I changed jobs in early Spring, and with the new position came a completely new set of problems relating to my desk. I am now positioned just around the corner from the restrooms and the Kitchen, and as such, the hallway near me gets quite a bit of foot traffic. When I'm not killing my eardrums with overly loud pop music courtesy of those geniuses at Pandora, I am easily distracted by the characters that speed up and down the hallway each minute. This is problematic because I'm pretty sure I appear to never be doing any work as I am constantly peering above my computer screen at anyone who falls into my line of sight.

But occasionally, my eyes are drawn away from the computer screen and I watch (with feigned disinterest but really, an intense desire to understand the participants' motivations) the elaborate corporate dances that people perform under the harsh flourescent lighting. My nearest deskmate (bane of my existence and subject for my next blog entry), is madly in love with one of my co-workers. She struts up and down the hallways as though she is some sort of model and when she catches the eye of the object of her desire flashes him a look not unlike a woman searching for someone to take home as the lights turn on during last call at a bar. My co-worker, oblivious to her advances, smiles brightly in his naturally flirty manner, unknowingly giving her encouragement to continue her ultimately fruitless endeavors.

At the other end of the spectrum is a woman maybe 2 or so years older than me who has captured the imagination of every man she comes in contact with. She walks down the hallways usually with 2 or 3 men in tow, and they chuckle and fawn all over her as she talks. In a company with a startling lack of estrogen, the presence of a pretty girl can yield all sorts of results. I have never once seen her alone.

There is a man who wears the same paint of paint splattered pants to work everyday, and who never fails to wink at me each time he catches my eye.
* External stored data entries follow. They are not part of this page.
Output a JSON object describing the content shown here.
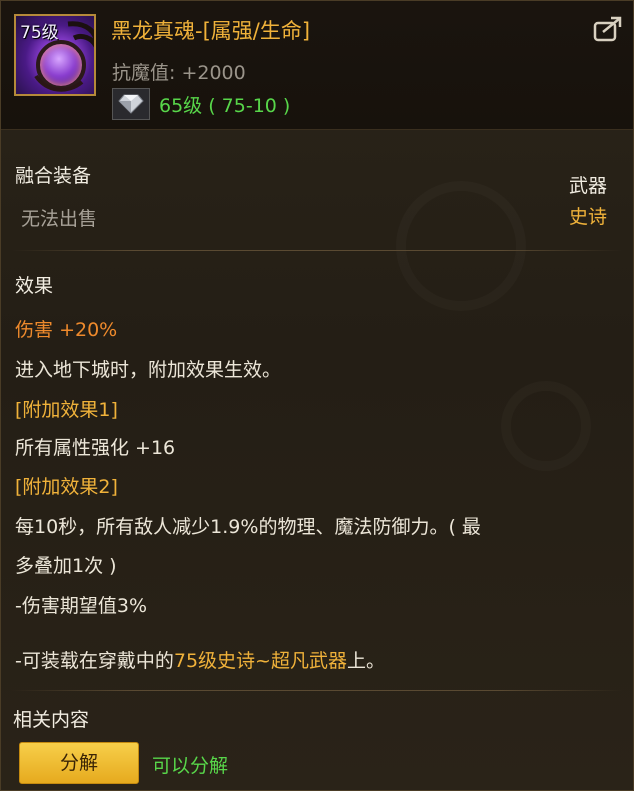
{
  "item": {
    "level_badge": "75级",
    "name": "黑龙真魂-[属强/生命]",
    "stat": "抗魔值: +2000",
    "level_req": "65级 ( 75-10 )"
  },
  "info": {
    "category": "融合装备",
    "sell_status": "无法出售",
    "slot": "武器",
    "rarity": "史诗"
  },
  "effects": {
    "title": "效果",
    "damage_label": "伤害",
    "damage_value": "+20%",
    "dungeon_note": "进入地下城时，附加效果生效。",
    "bonus1_title": "[附加效果1]",
    "bonus1_text": "所有属性强化 +16",
    "bonus2_title": "[附加效果2]",
    "bonus2_line1": "每10秒，所有敌人减少1.9%的物理、魔法防御力。( 最",
    "bonus2_line2": "多叠加1次 )",
    "expected": "-伤害期望值3%",
    "equip_prefix": "-可装载在穿戴中的",
    "equip_highlight": "75级史诗~超凡武器",
    "equip_suffix": "上。"
  },
  "related": {
    "title": "相关内容",
    "button_label": "分解",
    "status": "可以分解"
  },
  "colors": {
    "name": "#f0b23a",
    "green": "#58d64a",
    "orange": "#ef8a2c",
    "gold": "#f0b23a",
    "button": "#f2c038"
  },
  "icons": {
    "export": "export-icon",
    "gem": "gem-icon",
    "item": "item-icon"
  }
}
There are three women of the same ethnic background who walk everywhere together and who warmly smile and laugh together, sharing conversations in their native tongue in the bathroom or while getting coffee in the breakroom. Theirs is the sort of camraderie that makes me feel lonely for my friends in college, and stands out amongst the friendships people carve out in corporate America because it seems to go a little deeper than the ones I see most of the time that are based upon "walking around a bit of carpet everyday."